Now that you have created an Azure file share, you can mount the file share with SMB on Windows, Linux, or macOS. Alternatively, you can work with your Azure file share by using Azure Storage Explorer. The advantage of using Azure Storage Explorer instead of mounting the file share by using SMB is that all requests that are made with Azure Storage Explorer are made by using the File REST API. You can use the File REST API to create, modify, and delete files and directories on clients that don't have SMB access.

Create a directory

Adding a directory provides a hierarchical structure for managing your file share. You can create multiple levels in your directory. But, you must ensure that parent directories exist before you create subdirectories. For example, for the path myDirectory/mySubDirectory, you must create the directory myDirectory first. Then, you can create mySubDirectory.

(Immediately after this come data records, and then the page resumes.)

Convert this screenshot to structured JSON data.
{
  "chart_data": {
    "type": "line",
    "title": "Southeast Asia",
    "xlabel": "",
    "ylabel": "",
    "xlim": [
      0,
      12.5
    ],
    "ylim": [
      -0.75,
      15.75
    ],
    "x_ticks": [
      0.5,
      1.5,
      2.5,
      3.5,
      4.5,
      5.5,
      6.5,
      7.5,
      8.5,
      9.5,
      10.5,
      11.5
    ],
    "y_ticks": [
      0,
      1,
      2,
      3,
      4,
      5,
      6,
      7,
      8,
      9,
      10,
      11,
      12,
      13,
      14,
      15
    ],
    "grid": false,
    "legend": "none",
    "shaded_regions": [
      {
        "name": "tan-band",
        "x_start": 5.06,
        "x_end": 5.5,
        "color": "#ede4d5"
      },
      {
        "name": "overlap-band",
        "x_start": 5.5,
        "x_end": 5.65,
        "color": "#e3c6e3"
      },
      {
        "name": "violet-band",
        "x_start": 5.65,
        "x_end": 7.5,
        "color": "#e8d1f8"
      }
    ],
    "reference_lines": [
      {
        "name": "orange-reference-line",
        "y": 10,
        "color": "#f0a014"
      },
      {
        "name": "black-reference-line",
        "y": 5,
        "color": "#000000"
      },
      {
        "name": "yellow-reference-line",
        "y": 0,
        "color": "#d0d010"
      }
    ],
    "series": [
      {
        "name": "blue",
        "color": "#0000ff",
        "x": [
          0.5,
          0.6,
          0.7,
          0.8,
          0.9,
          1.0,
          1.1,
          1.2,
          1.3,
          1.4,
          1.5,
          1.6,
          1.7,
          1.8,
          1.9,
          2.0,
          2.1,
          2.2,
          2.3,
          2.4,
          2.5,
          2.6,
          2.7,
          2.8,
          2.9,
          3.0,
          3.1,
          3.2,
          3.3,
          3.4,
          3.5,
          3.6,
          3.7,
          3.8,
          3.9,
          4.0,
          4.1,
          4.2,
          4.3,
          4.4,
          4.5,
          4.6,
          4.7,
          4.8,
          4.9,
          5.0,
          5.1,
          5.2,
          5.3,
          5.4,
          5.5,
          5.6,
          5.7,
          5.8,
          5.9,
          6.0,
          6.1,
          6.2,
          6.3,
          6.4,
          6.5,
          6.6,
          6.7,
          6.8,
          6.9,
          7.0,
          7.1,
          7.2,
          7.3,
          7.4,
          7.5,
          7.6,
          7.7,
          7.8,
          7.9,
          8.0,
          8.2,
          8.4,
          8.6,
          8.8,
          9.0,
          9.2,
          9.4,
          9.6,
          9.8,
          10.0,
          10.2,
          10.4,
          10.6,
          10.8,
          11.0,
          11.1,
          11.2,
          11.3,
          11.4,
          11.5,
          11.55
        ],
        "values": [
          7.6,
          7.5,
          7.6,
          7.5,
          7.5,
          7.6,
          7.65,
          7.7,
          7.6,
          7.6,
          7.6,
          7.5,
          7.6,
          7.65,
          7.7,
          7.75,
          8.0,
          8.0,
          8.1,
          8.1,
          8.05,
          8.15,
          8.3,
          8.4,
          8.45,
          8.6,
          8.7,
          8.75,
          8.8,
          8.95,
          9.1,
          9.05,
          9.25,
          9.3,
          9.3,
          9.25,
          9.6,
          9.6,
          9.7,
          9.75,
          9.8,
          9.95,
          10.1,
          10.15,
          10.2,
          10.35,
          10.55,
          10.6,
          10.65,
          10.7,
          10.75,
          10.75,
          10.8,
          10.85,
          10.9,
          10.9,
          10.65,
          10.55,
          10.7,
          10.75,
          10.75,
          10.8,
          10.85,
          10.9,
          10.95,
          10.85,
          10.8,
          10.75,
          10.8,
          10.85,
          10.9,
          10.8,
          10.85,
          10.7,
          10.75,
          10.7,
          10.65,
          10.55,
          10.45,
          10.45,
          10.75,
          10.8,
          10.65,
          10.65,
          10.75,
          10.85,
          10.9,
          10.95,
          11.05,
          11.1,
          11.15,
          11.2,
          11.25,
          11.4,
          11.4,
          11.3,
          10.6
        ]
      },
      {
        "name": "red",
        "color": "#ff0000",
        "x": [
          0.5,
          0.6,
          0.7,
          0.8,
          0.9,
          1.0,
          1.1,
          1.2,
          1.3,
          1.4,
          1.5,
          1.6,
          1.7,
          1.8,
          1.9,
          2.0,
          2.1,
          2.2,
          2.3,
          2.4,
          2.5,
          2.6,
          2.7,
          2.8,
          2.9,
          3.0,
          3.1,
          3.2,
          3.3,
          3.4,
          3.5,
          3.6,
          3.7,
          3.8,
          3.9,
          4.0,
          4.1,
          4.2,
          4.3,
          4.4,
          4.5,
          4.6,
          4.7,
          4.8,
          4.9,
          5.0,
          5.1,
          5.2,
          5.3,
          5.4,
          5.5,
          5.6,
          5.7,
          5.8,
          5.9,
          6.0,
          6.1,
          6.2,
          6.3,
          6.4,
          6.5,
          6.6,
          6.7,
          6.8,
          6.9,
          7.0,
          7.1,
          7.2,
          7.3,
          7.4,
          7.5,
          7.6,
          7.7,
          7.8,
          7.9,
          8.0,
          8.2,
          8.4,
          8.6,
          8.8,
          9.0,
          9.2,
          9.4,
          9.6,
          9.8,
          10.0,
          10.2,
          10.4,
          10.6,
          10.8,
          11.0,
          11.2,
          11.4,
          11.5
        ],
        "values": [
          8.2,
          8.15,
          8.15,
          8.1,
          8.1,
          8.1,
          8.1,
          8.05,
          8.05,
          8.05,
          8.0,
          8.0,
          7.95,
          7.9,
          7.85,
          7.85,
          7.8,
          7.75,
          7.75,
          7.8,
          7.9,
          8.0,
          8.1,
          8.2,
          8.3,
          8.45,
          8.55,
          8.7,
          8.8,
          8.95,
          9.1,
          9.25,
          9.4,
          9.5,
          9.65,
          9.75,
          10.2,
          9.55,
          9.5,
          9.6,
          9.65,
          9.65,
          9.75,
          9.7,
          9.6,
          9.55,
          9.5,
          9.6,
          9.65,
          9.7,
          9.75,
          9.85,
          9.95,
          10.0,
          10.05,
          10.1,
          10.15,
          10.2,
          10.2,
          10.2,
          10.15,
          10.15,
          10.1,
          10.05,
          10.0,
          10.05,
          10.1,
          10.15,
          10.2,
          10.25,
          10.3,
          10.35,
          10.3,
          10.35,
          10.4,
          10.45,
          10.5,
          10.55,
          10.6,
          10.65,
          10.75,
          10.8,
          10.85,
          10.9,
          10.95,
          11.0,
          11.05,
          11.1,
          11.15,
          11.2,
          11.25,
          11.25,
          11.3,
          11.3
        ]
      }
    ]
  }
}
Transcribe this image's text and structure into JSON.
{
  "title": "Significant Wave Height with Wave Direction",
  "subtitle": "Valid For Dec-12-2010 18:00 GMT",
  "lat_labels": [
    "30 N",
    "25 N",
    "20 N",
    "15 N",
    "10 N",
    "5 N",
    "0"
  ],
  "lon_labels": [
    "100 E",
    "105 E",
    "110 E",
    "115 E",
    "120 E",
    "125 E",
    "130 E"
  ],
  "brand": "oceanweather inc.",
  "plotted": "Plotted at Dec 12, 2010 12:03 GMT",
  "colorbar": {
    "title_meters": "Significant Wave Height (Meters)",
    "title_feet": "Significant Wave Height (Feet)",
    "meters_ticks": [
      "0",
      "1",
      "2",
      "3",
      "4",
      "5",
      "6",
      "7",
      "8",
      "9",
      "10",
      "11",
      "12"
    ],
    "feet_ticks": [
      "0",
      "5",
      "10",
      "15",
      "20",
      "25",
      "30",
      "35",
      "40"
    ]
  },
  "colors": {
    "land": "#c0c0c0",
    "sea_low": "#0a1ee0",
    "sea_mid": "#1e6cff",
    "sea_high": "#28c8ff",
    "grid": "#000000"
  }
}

  1. On the tab for the file share, on the top menu, select the New Folder button. The Create New Directory pane opens. Royal crafters choice paint brushes.

  2. For the directory name, enter myDirectory, and then select OK.

The myDirectory directory is listed on the tab for the myshare file share.

Azure App Service File Browser

Upload a file

You can upload a file from your local machine to the new directory in your file share. You can upload an entire folder or a single file.

  1. In the top menu, select Upload. This gives you the option to upload a folder or a file.
  2. Select Upload File, and then select a file to upload from your local machine.
  3. In Upload to a directory, enter myDirectory, and then select Upload.

When you are finished, the file appears in the list in the myDirectory pane.

Download a file

To download a copy of a file from your file share, right-click the file, and then select Download. Choose where you want to put the file on your local machine, and then select Save.

The progress of the download appears in the Activities pane at the bottom of the window.

Azure File Browser Definition

Clean up resources

You can't use Storage Explorer to remove resources. To clean up from this quickstart, you can use the Azure portal.

When you're done, you can delete the resource group. Deleting the resource group deletes the storage account, the Azure file share, and any other resources that you deployed inside the resource group.

Azure File Browser Free

  1. In the left menu, select Resource groups.
  2. Right-click the resource group, and then select Delete resource group. A window opens and displays a warning about the resources that will be deleted with the resource group.
  3. Enter the name of the resource group, and then select Delete.